With this information in mind, Dr. Walton went on to explain his findings that zinc is present as a trace element in slips found in ceramics made all over ancient Greece and Etruria, over extended periods of time.  There are limited sources of zinc in the ancient world, including possibly from contamination of the soil, but more likely associated with mining and processing of ores such as at Laurion in ancient Greece.  Walton suggests that an acid containing zinc (in the form of vitriol—commonly used in antiquity for dyeing leather, as medicine, etc.) may have been added to raw clay during the levigation process as slip was being prepared.
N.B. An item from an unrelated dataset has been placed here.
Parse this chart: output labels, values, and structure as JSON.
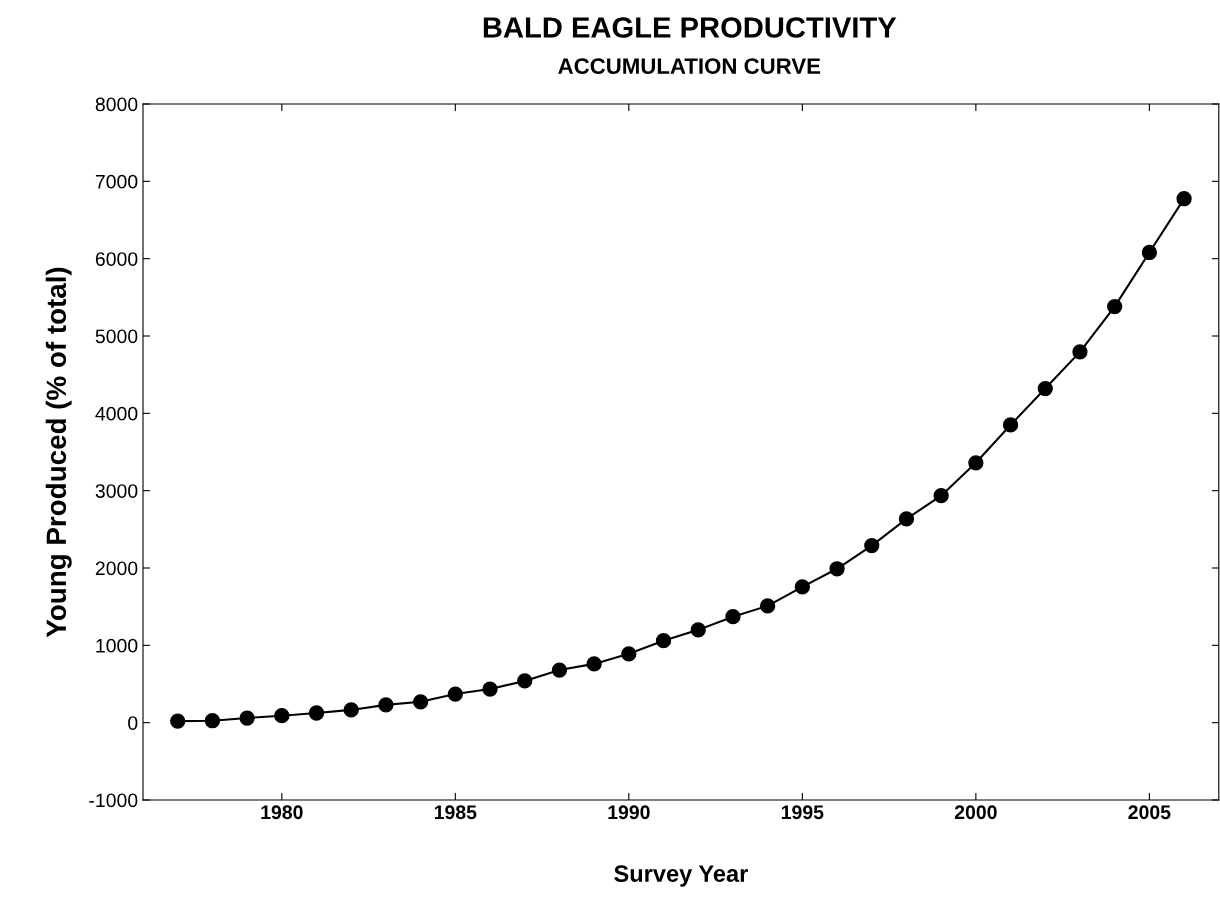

Dr. Walton also talked to us about slip decoration. While studying the thin relief lines found painted within red figures, and the thicker contour lines painted around red figures, Dr. Walton and his team found that the raised relief lines were completely vitrified, while the flat contour lines still contained some unvitrified clay particles.  This suggested that the relief lines were fired to higher temperatures than the contour lines, something that went against most of our readings—that the pottery was fired multiple times rather than all at once. The closer we get to understanding slip, the more it seems to elude us.
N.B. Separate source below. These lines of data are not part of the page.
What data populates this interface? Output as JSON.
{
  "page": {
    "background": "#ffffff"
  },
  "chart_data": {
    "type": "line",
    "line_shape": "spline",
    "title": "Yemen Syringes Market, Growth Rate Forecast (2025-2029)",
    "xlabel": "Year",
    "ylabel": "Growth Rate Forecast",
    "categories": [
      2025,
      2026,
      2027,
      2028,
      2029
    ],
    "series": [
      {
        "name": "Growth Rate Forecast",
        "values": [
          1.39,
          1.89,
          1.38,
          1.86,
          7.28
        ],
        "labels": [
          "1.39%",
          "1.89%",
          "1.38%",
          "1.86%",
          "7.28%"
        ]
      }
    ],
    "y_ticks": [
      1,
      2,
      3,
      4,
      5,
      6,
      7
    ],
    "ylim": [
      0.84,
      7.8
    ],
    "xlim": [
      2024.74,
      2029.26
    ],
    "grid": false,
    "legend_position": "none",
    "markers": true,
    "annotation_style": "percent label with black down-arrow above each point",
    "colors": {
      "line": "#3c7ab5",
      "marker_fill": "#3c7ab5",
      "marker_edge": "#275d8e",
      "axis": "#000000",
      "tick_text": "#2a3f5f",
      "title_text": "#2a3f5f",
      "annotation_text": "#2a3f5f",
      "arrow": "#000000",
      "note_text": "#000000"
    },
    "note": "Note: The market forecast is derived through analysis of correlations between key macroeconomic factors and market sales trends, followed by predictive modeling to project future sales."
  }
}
Hana Chop and Jill Waller making horsehair brushes for painting with slip.

Hana Chop and Jill Waller making horsehair brushes for painting with slip.

Earlier in the week, we planned for the snowstorm by picking up the supplies we need to decorate our own tiles at home. The supplies we tested last week for applying the slip were laid out on a table so we could choose those that we found worked best for each of us, including making our own chopstick paintbrushes from various animal hairs. Last week we had difficulty creating raised relief lines with the slip, and unfortunately we could not look at the cups in the archaeological museum this week for comparison. Hopefully we will be able to look at the cups outside of class and replicate the lines at home through trial and error while painting our own images.

For further reference, see:
Walton, M., Trentelman, K., Cianchetta, I., Maish, J., Saunders, D., Foran, B., Mehta, A.  “Zn in Athenian Black Gloss Ceramic Slips: A Trace Element Marker for     Fabrication Technology.” Journal of the American Ceramic Society, 2014: 1-7.
Walton, Marc et al. “Material Evidence for Multiple Firings of Ancient Athenian Red-Figure Pottery,” Journal of the American Ceramic Society, 96, 7, 2013: 2031–2035.